What Fumento probably meant to say, and most certainly wished he had said, is that Wilder never was assigned to an SF team. Which is true. Fumento also wrote that a judge granted Wilder her green beret. Also, not true. That was, in fact, Gen. Donn Starry, Commander of TRADOC, who, after a “thorough investigation,” concluded that Wilder had been treated unfairly and should be granted her SFQC graduation certificate. This countermanded the decision of the SWC commander, Col. Ola Mize (an SF legend), not to award Wilder her SF certificate. Mize was forced to retire due to the whole ordeal, due to his refusal to award Wilder her SF certificate. This was yet another strike against Wilder within the SF community.
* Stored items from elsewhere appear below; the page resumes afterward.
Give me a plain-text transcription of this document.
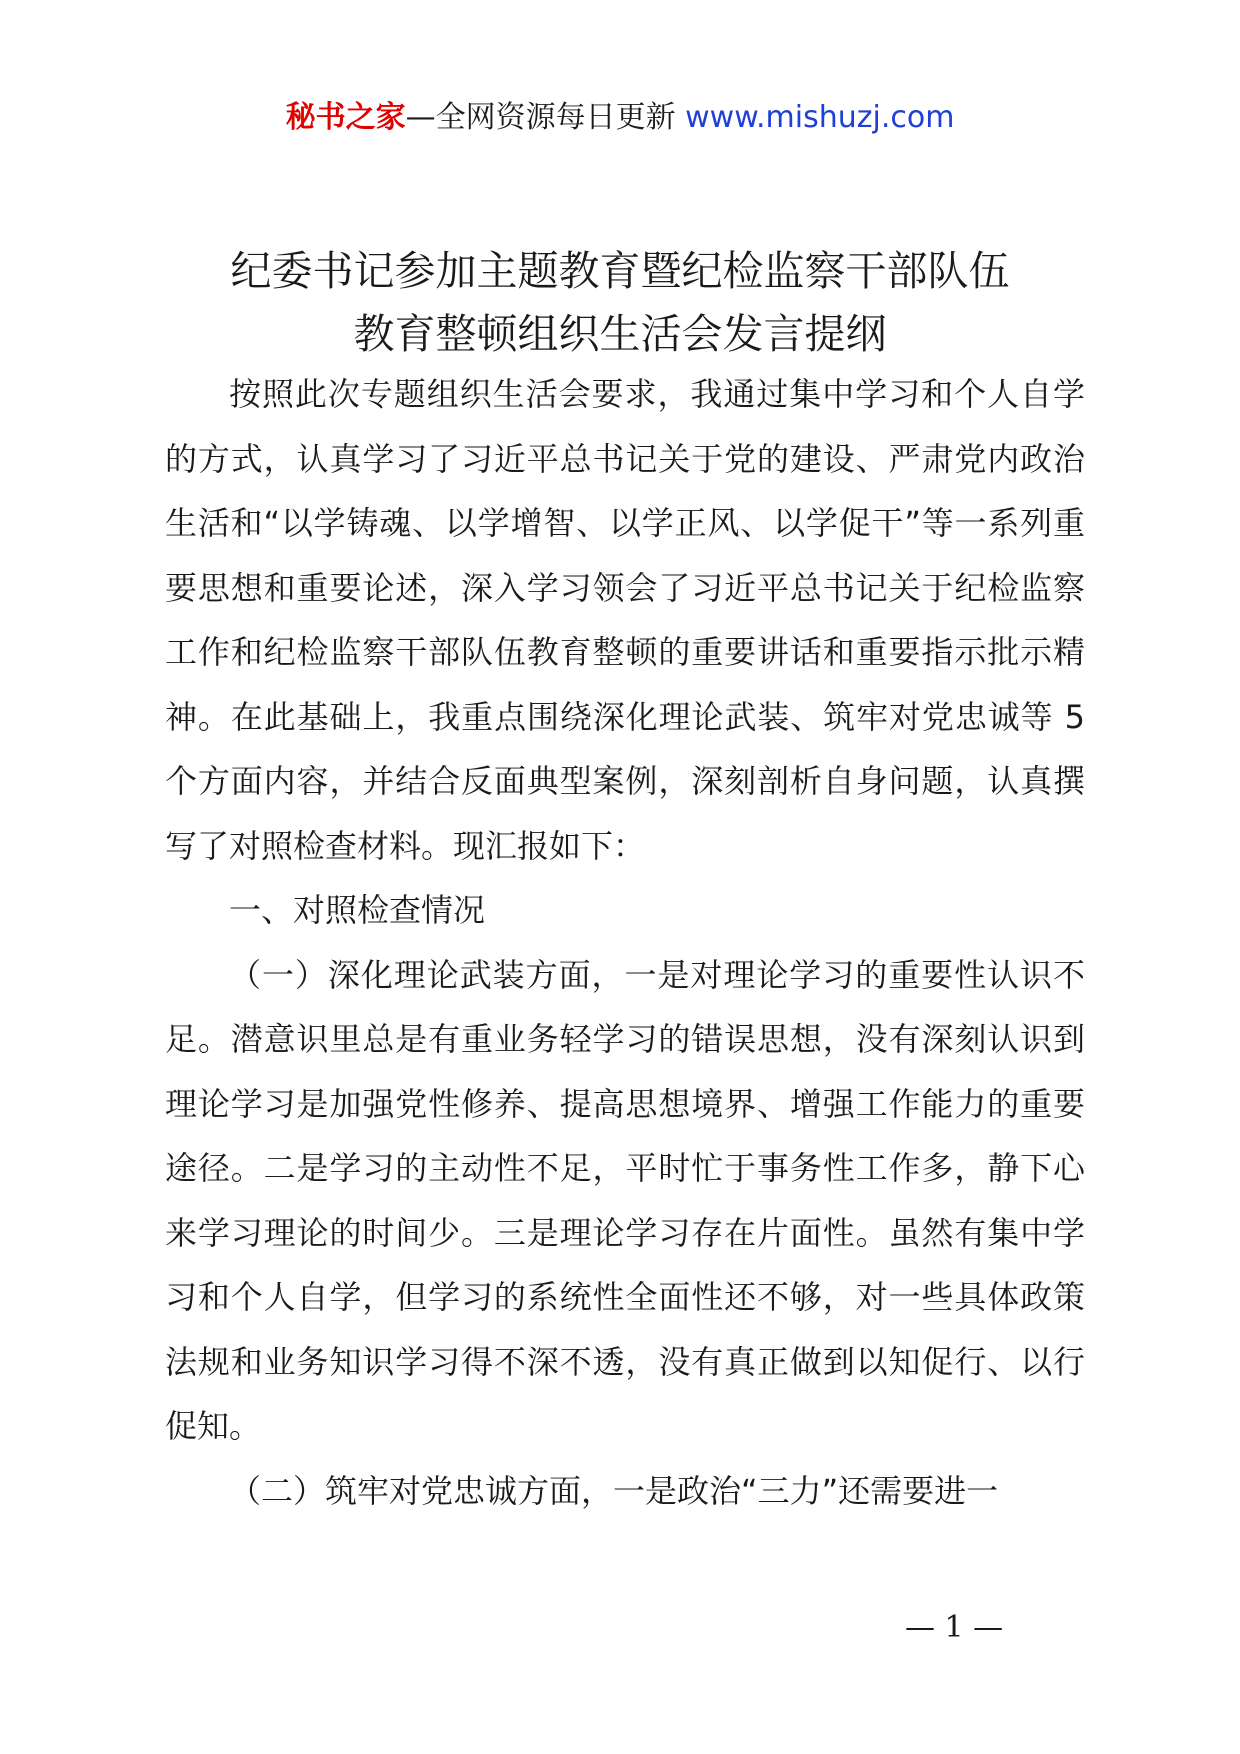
秘书之家—全网资源每日更新 www.mishuzj.com
纪委书记参加主题教育暨纪检监察干部队伍
教育整顿组织生活会发言提纲

按照此次专题组织生活会要求，我通过集中学习和个人自学的方式，认真学习了习近平总书记关于党的建设、严肃党内政治生活和“以学铸魂、以学增智、以学正风、以学促干”等一系列重要思想和重要论述，深入学习领会了习近平总书记关于纪检监察工作和纪检监察干部队伍教育整顿的重要讲话和重要指示批示精神。在此基础上，我重点围绕深化理论武装、筑牢对党忠诚等 5 个方面内容，并结合反面典型案例，深刻剖析自身问题，认真撰写了对照检查材料。现汇报如下：

一、对照检查情况

（一）深化理论武装方面，一是对理论学习的重要性认识不足。潜意识里总是有重业务轻学习的错误思想，没有深刻认识到理论学习是加强党性修养、提高思想境界、增强工作能力的重要途径。二是学习的主动性不足，平时忙于事务性工作多，静下心来学习理论的时间少。三是理论学习存在片面性。虽然有集中学习和个人自学，但学习的系统性全面性还不够，对一些具体政策法规和业务知识学习得不深不透，没有真正做到以知促行、以行促知。

（二）筑牢对党忠诚方面，一是政治“三力”还需要进一

— 1 —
One problem I have with Fumento’s article is that in it he says that he failed out of the Land Nav portion of the Selection training, and later was offered the opportunity to try the SF Course again, but declined due to his disgust at the low standards he saw in the SF Course. Yeah. Whatever, bud. Every guy I’ve ever heard that from failed out of some difficult training and was making excuses. It’s a credibility issue.

Katie Wilder is relevant today because of the current and hotly debated issue of female Rangers and will different standards be allowed or granted to female trainees than male trainees? Will females carry lighter rucks and do fewer pull-ups? Are there any females who can carry 65 pound rucks, along with the males, over the same long distances? Will having females in SOF units, in all Combat Arms units, have impact on the effectiveness, cohesion and overall culture of these units, and if so, negative or positive? Will female trainees soon be showing up at BUDS? Will the U.S. Navy possibly soon have female SQUEALs…sorry, SEALs? Will the U.S. Army possibly soon have female Green Berets, women on U.S. Army Special Forces A-teams? And could all of this propagate the Apocalypse?

Before all that happens, we better answer some questions, such as if Katie Wilder proved that females should be allowed in SF, then why did that not happen? Or, if she proved that they should not, then why are we still debating and arguing about the issue?

It looks like things are headed that way and there are going to be a lot of people looking at the first women headed to and selected for the SFQC and BUDS, and those women better not file any suits, regardless of what happens, and be very careful about who they shag or shack up with. They should not speak at any Feminist or Clinton rallies, and should definitely not celebrate with any pink tab or trident cakes at any sort of graduation or celebration parties.

It might be possible for women to be integrated into SOF units, depending on many factors, but only if certain behaviors are adhered to and standards maintained. There are lines to be crossed, and then there are lines to be crossed. And United States Army Special Forces is definitely not at this time ready for any pink tabs or sparkly nails on any of its operators. But, it is high time that this issue is examined and decided, without all the diatribe and drama, by cool and rational minds, of soldiers of both genders, who are focused solely on the defense of this country, and not distracted by other agendas.